Background. Essential data on the  quality of diabetes care needed for the development of National Diabetes Programme in Lithuania are lacking. The aim of the study was to assess the quality of diabetes care compared to the local guidelines in Vilnius, Lithuania. Materials and methods. Retrospective data collection covering the period from 2012 to 2013 was performed in 5 Vilnius outpatient clinics assessing process and outcome indicators in type 1 (T1DM) and type 2 diabetes mellitus (T2DM) subjects. Results. In a sample of 1,719 patients (58.9% women, 92.6% T2DM) the annual HbA1c assessment rate was 88.6%. Glycaemic control was significantly better in T2DM compared to T1DM patients: average HbA1c was 7.0 ± 1.4% vs 9.1 ± 1.8% and HbA1c ≤ 7% in 59 vs 9.4%, respectively (p < 0.001); referrals to an endocrinologist were recommended in 56.3% of cases. Annual screening for diabetic foot, retinopathy, nephropathy, renal function and lipids was performed in 4.6, 24.4, 2.3, 29.3 and 13.2% of patients, respectively, with higher performance rate of retinal screening and urinary microalbumin in T1DM; BMI and blood pressure were recorded for 50.2 and 97.2% of patients, respectively.
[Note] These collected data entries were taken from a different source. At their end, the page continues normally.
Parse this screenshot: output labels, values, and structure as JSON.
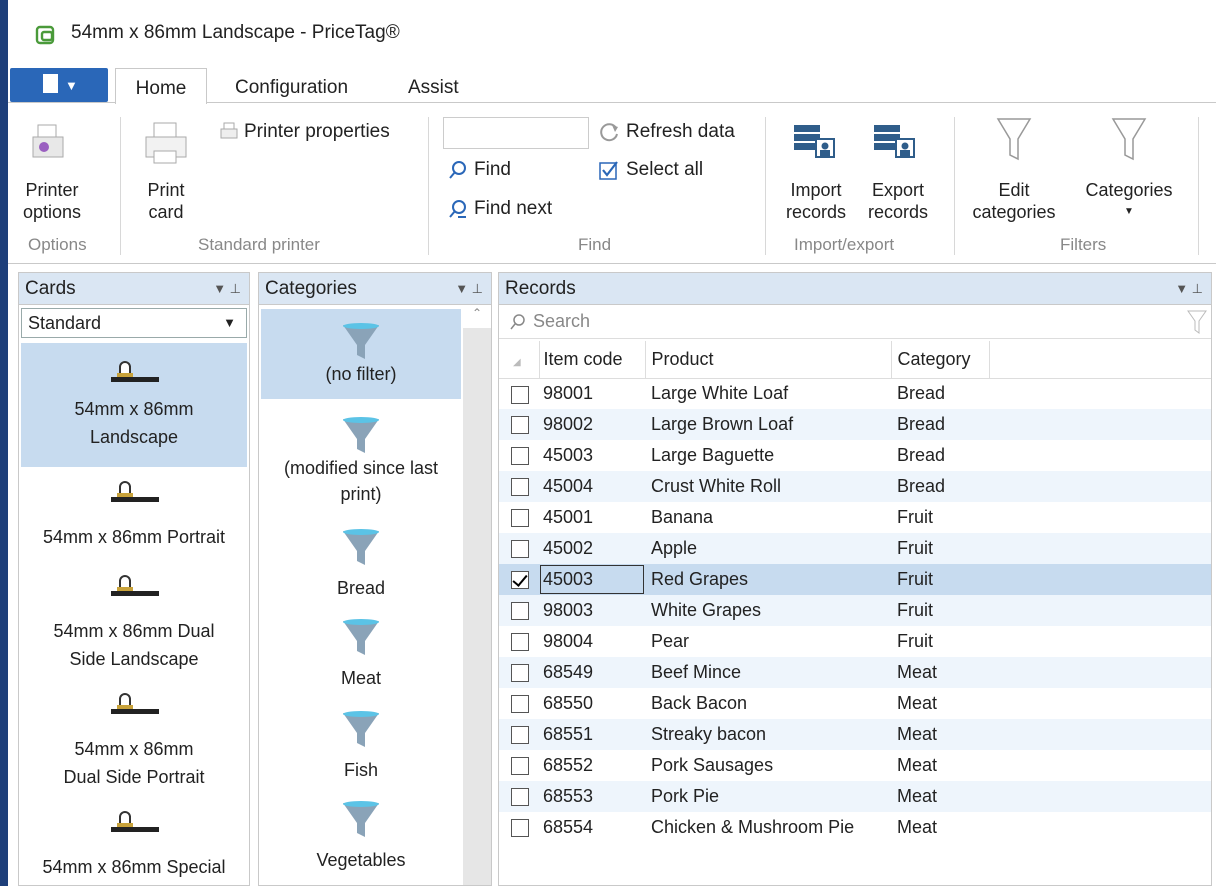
{
  "window": {
    "title": "54mm x 86mm Landscape - PriceTag®"
  },
  "tabs": [
    {
      "label": "Home"
    },
    {
      "label": "Configuration"
    },
    {
      "label": "Assist"
    }
  ],
  "ribbon": {
    "printer_options": "Printer\noptions",
    "print_card": "Print\ncard",
    "printer_properties": "Printer properties",
    "find": "Find",
    "find_next": "Find next",
    "find_value": "",
    "refresh": "Refresh data",
    "select_all": "Select all",
    "import_records": "Import\nrecords",
    "export_records": "Export\nrecords",
    "edit_categories": "Edit\ncategories",
    "categories": "Categories",
    "groups": {
      "options": "Options",
      "standard_printer": "Standard printer",
      "find": "Find",
      "import_export": "Import/export",
      "filters": "Filters"
    }
  },
  "cards_panel": {
    "title": "Cards",
    "combo_value": "Standard",
    "items": [
      {
        "label": "54mm x 86mm Landscape",
        "selected": true
      },
      {
        "label": "54mm x 86mm Portrait"
      },
      {
        "label": "54mm x 86mm Dual Side Landscape"
      },
      {
        "label": "54mm x 86mm Dual Side Portrait"
      },
      {
        "label": "54mm x 86mm Special"
      }
    ]
  },
  "categories_panel": {
    "title": "Categories",
    "items": [
      {
        "label": "(no filter)",
        "selected": true
      },
      {
        "label": "(modified since last print)"
      },
      {
        "label": "Bread"
      },
      {
        "label": "Meat"
      },
      {
        "label": "Fish"
      },
      {
        "label": "Vegetables"
      }
    ]
  },
  "records_panel": {
    "title": "Records",
    "search_placeholder": "Search",
    "columns": [
      "Item code",
      "Product",
      "Category"
    ],
    "rows": [
      {
        "code": "98001",
        "product": "Large White Loaf",
        "category": "Bread"
      },
      {
        "code": "98002",
        "product": "Large Brown Loaf",
        "category": "Bread"
      },
      {
        "code": "45003",
        "product": "Large Baguette",
        "category": "Bread"
      },
      {
        "code": "45004",
        "product": "Crust White Roll",
        "category": "Bread"
      },
      {
        "code": "45001",
        "product": "Banana",
        "category": "Fruit"
      },
      {
        "code": "45002",
        "product": "Apple",
        "category": "Fruit"
      },
      {
        "code": "45003",
        "product": "Red Grapes",
        "category": "Fruit",
        "checked": true,
        "current": true
      },
      {
        "code": "98003",
        "product": "White Grapes",
        "category": "Fruit"
      },
      {
        "code": "98004",
        "product": "Pear",
        "category": "Fruit"
      },
      {
        "code": "68549",
        "product": "Beef Mince",
        "category": "Meat"
      },
      {
        "code": "68550",
        "product": "Back Bacon",
        "category": "Meat"
      },
      {
        "code": "68551",
        "product": "Streaky bacon",
        "category": "Meat"
      },
      {
        "code": "68552",
        "product": "Pork Sausages",
        "category": "Meat"
      },
      {
        "code": "68553",
        "product": "Pork Pie",
        "category": "Meat"
      },
      {
        "code": "68554",
        "product": "Chicken & Mushroom Pie",
        "category": "Meat"
      }
    ]
  }
}
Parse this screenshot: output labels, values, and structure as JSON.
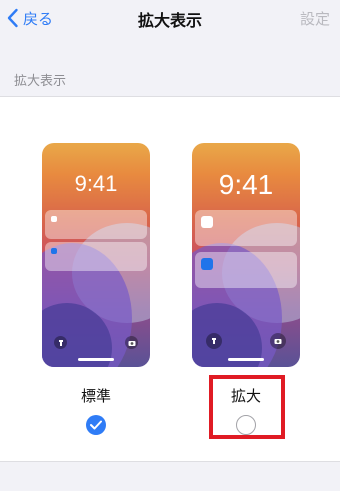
{
  "nav": {
    "back_label": "戻る",
    "title": "拡大表示",
    "right_label": "設定"
  },
  "section": {
    "header": "拡大表示"
  },
  "options": [
    {
      "label": "標準",
      "clock": "9:41",
      "selected": true
    },
    {
      "label": "拡大",
      "clock": "9:41",
      "selected": false
    }
  ],
  "colors": {
    "accent": "#2f7cf6",
    "highlight": "#e01b24"
  }
}
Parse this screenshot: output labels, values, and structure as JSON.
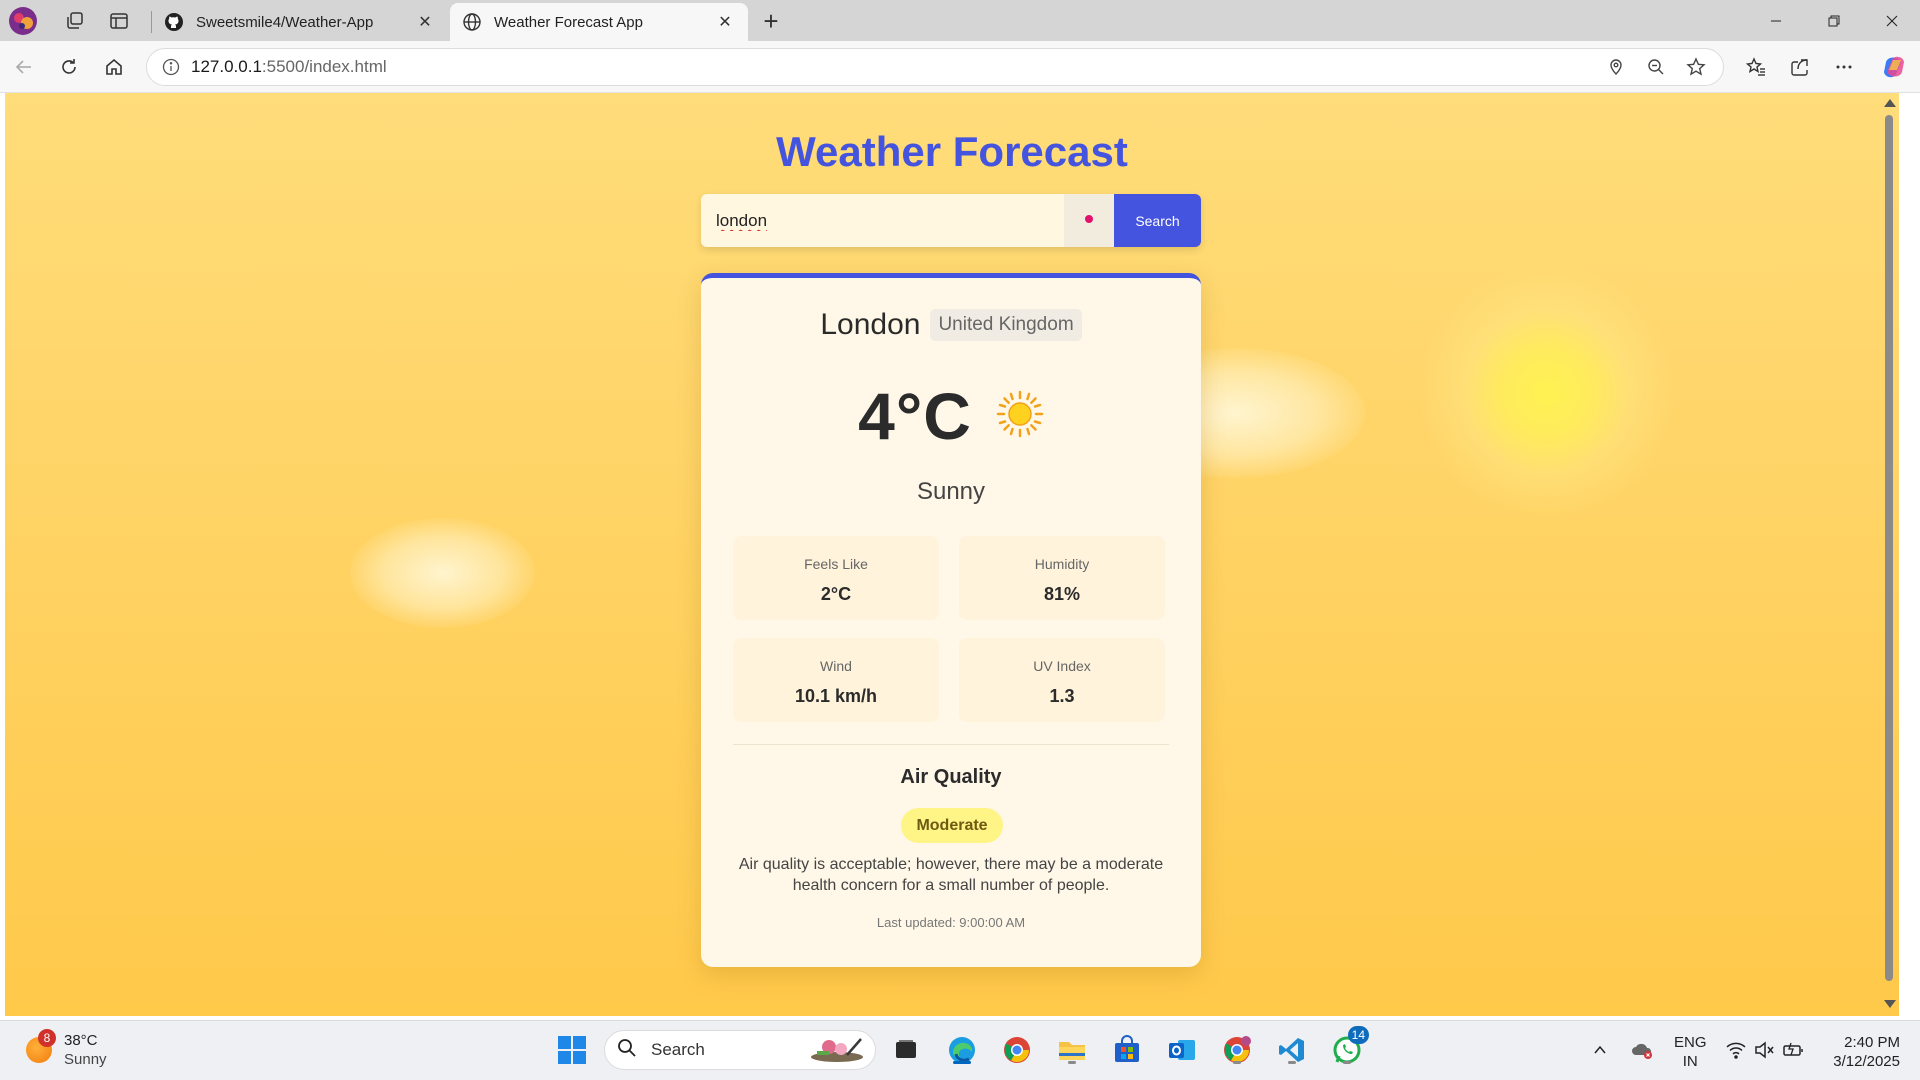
{
  "browser": {
    "tabs": [
      {
        "title": "Sweetsmile4/Weather-App",
        "icon": "github-icon"
      },
      {
        "title": "Weather Forecast App",
        "icon": "globe-icon"
      }
    ],
    "address": {
      "host": "127.0.0.1",
      "path": ":5500/index.html"
    }
  },
  "page": {
    "app_title": "Weather Forecast",
    "search": {
      "value": "london",
      "button_label": "Search"
    },
    "weather": {
      "city": "London",
      "country": "United Kingdom",
      "temperature": "4°C",
      "condition": "Sunny",
      "icon": "sun-icon",
      "stats": [
        {
          "label": "Feels Like",
          "value": "2°C"
        },
        {
          "label": "Humidity",
          "value": "81%"
        },
        {
          "label": "Wind",
          "value": "10.1 km/h"
        },
        {
          "label": "UV Index",
          "value": "1.3"
        }
      ],
      "air_quality": {
        "title": "Air Quality",
        "level": "Moderate",
        "description": "Air quality is acceptable; however, there may be a moderate health concern for a small number of people."
      },
      "last_updated": "Last updated: 9:00:00 AM"
    },
    "colors": {
      "accent": "#4454de",
      "background_top": "#ffdd7a",
      "background_bottom": "#ffc94a",
      "card": "#fff8e8",
      "aq_badge": "#fff486"
    }
  },
  "taskbar": {
    "weather_widget": {
      "temperature": "38°C",
      "condition": "Sunny",
      "badge": "8"
    },
    "search_label": "Search",
    "whatsapp_badge": "14",
    "language": {
      "line1": "ENG",
      "line2": "IN"
    },
    "clock": {
      "time": "2:40 PM",
      "date": "3/12/2025"
    }
  }
}
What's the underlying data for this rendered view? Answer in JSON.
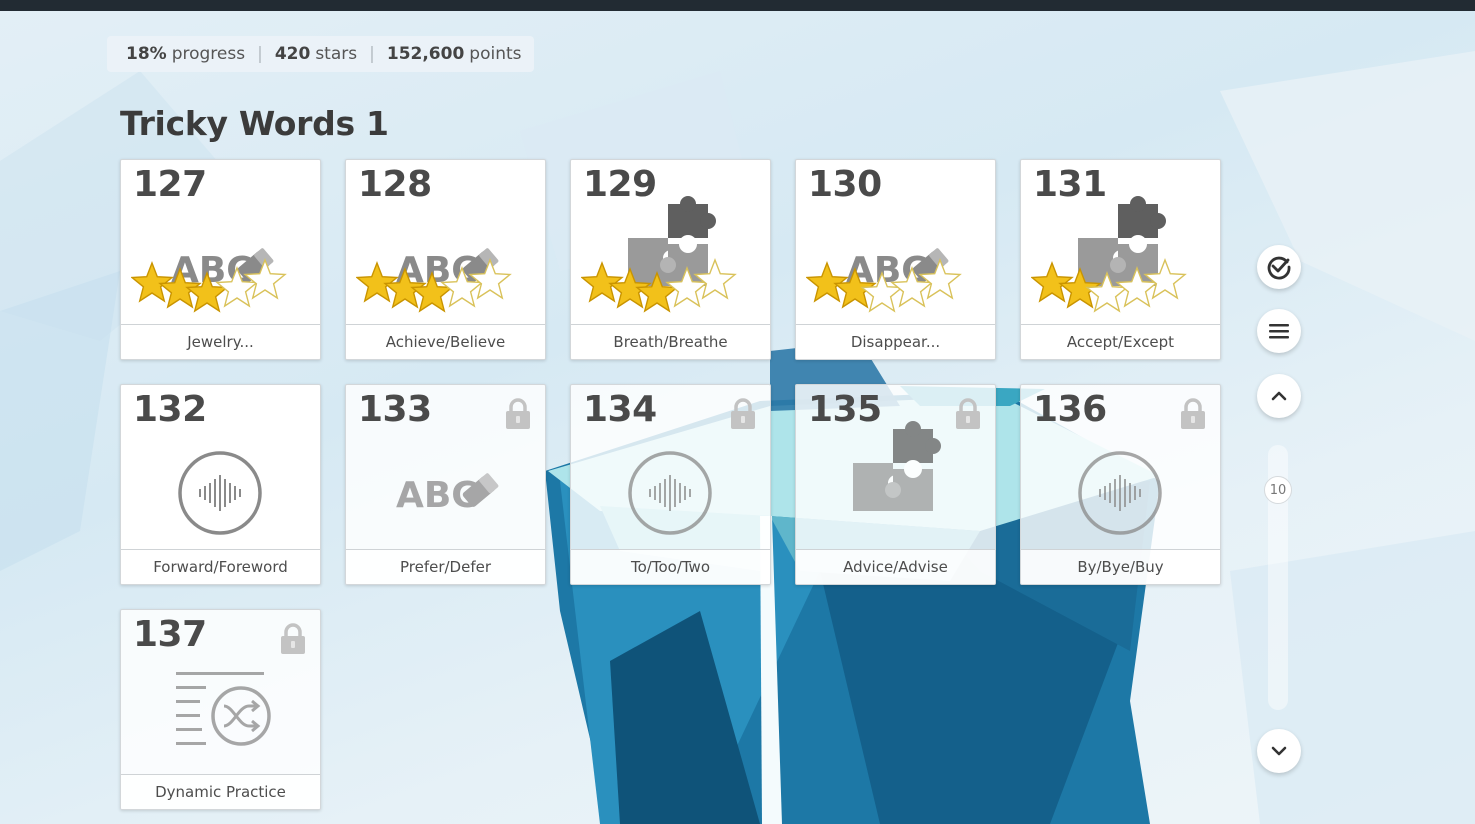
{
  "stats": {
    "progress_value": "18%",
    "progress_label": "progress",
    "stars_value": "420",
    "stars_label": "stars",
    "points_value": "152,600",
    "points_label": "points",
    "separator": "|"
  },
  "section": {
    "title": "Tricky Words 1"
  },
  "tiles": [
    {
      "number": "127",
      "label": "Jewelry...",
      "activity_icon": "abc-eraser-icon",
      "locked": false,
      "stars_earned": 3,
      "stars_total": 5
    },
    {
      "number": "128",
      "label": "Achieve/Believe",
      "activity_icon": "abc-eraser-icon",
      "locked": false,
      "stars_earned": 3,
      "stars_total": 5
    },
    {
      "number": "129",
      "label": "Breath/Breathe",
      "activity_icon": "puzzle-icon",
      "locked": false,
      "stars_earned": 3,
      "stars_total": 5
    },
    {
      "number": "130",
      "label": "Disappear...",
      "activity_icon": "abc-eraser-icon",
      "locked": false,
      "stars_earned": 2,
      "stars_total": 5
    },
    {
      "number": "131",
      "label": "Accept/Except",
      "activity_icon": "puzzle-icon",
      "locked": false,
      "stars_earned": 2,
      "stars_total": 5
    },
    {
      "number": "132",
      "label": "Forward/Foreword",
      "activity_icon": "audio-wave-icon",
      "locked": false
    },
    {
      "number": "133",
      "label": "Prefer/Defer",
      "activity_icon": "abc-eraser-icon",
      "locked": true
    },
    {
      "number": "134",
      "label": "To/Too/Two",
      "activity_icon": "audio-wave-icon",
      "locked": true
    },
    {
      "number": "135",
      "label": "Advice/Advise",
      "activity_icon": "puzzle-icon",
      "locked": true
    },
    {
      "number": "136",
      "label": "By/Bye/Buy",
      "activity_icon": "audio-wave-icon",
      "locked": true
    },
    {
      "number": "137",
      "label": "Dynamic Practice",
      "activity_icon": "shuffle-list-icon",
      "locked": true
    }
  ],
  "art_text": {
    "abc": "ABC"
  },
  "controls": {
    "level_indicator": "10"
  },
  "colors": {
    "star_fill": "#f2c11a",
    "icon_gray": "#8a8a8a",
    "dark_gray": "#5f5f5f",
    "topbar": "#222b33"
  }
}
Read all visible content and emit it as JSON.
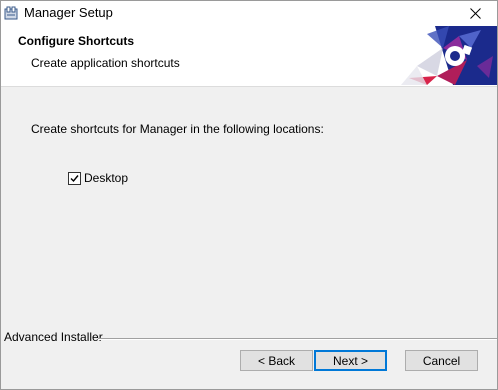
{
  "window": {
    "title": "Manager Setup"
  },
  "header": {
    "title": "Configure Shortcuts",
    "subtitle": "Create application shortcuts"
  },
  "body": {
    "instruction": "Create shortcuts for Manager in the following locations:",
    "options": [
      {
        "label": "Desktop",
        "checked": true
      }
    ]
  },
  "footer": {
    "brand": "Advanced Installer",
    "back_label": "< Back",
    "next_label": "Next >",
    "cancel_label": "Cancel"
  },
  "colors": {
    "accent": "#0078d7",
    "banner_dark": "#1b2a8c",
    "banner_red": "#d8234a",
    "banner_purple": "#8a2c9c"
  },
  "icons": {
    "app": "installer-package-icon",
    "close": "close-icon",
    "check": "check-icon"
  }
}
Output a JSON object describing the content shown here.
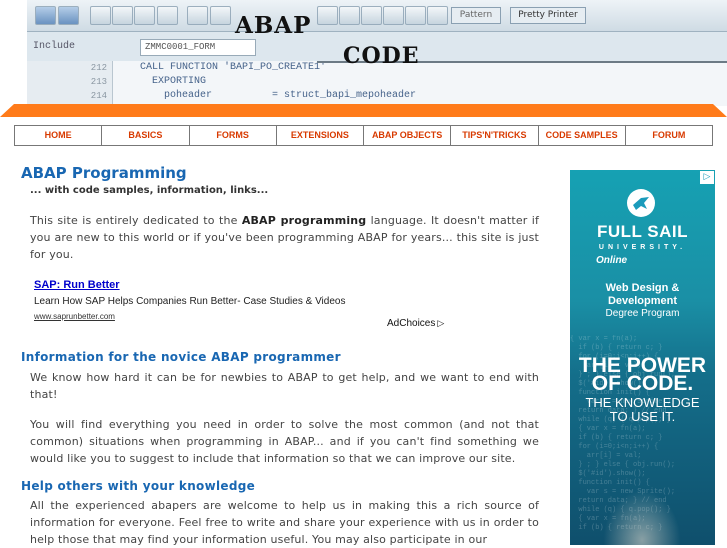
{
  "banner": {
    "toolbar_pattern_label": "Pattern",
    "toolbar_pretty_printer_label": "Pretty Printer",
    "include_label": "Include",
    "include_value": "ZMMC0001_FORM",
    "overlay_word_1": "ABAP",
    "overlay_word_2": "CODE",
    "code_lines": [
      {
        "num": "212",
        "text": "CALL FUNCTION 'BAPI_PO_CREATE1'"
      },
      {
        "num": "213",
        "text": "  EXPORTING"
      },
      {
        "num": "214",
        "text": "    poheader          = struct_bapi_mepoheader"
      }
    ]
  },
  "nav": {
    "items": [
      {
        "label": "HOME"
      },
      {
        "label": "BASICS"
      },
      {
        "label": "FORMS"
      },
      {
        "label": "EXTENSIONS"
      },
      {
        "label": "ABAP OBJECTS"
      },
      {
        "label": "TIPS'N'TRICKS"
      },
      {
        "label": "CODE SAMPLES"
      },
      {
        "label": "FORUM"
      }
    ]
  },
  "main": {
    "title": "ABAP Programming",
    "subtitle": "... with code samples, information, links...",
    "intro_before": "This site is entirely dedicated to the ",
    "intro_bold": "ABAP programming",
    "intro_after": " language. It doesn't matter if you are new to this world or if you've been programming ABAP for years... this site is just for you.",
    "ad": {
      "link": "SAP: Run Better",
      "description": "Learn How SAP Helps Companies Run Better- Case Studies & Videos",
      "url": "www.saprunbetter.com",
      "adchoices": "AdChoices"
    },
    "section1_heading": "Information for the novice ABAP programmer",
    "section1_p1": "We know how hard it can be for newbies to ABAP to get help, and we want to end with that!",
    "section1_p2": "You will find everything you need in order to solve the most common (and not that common) situations when programming in ABAP... and if you can't find something we would like you to suggest to include that information so that we can improve our site.",
    "section2_heading": "Help others with your knowledge",
    "section2_p1": "All the experienced abapers are welcome to help us in making this a rich source of information for everyone. Feel free to write and share your experience with us in order to help those that may find your information useful. You may also participate in our"
  },
  "side_ad": {
    "brand": "FULL SAIL",
    "university": "UNIVERSITY.",
    "online": "Online",
    "program_line1": "Web Design &",
    "program_line2": "Development",
    "degree": "Degree Program",
    "power_line1": "THE POWER",
    "power_line2": "OF CODE.",
    "knowledge_line1": "THE KNOWLEDGE",
    "knowledge_line2": "TO USE IT."
  }
}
Prevalence of nephropathy, polyneuropathy, retinopathy, and angiopathy was 8.4, 36.2, 10.7 and 7.7%, respectively, with the higher prevalence in T1DM. Conclusions. The analysis revealed good glycaemic control in T2DM, but insufficient in T1DM. Continuous monitoring of diabetes complications and cardiovascular risk factors did not meet the local Diabetes Care Guidelines.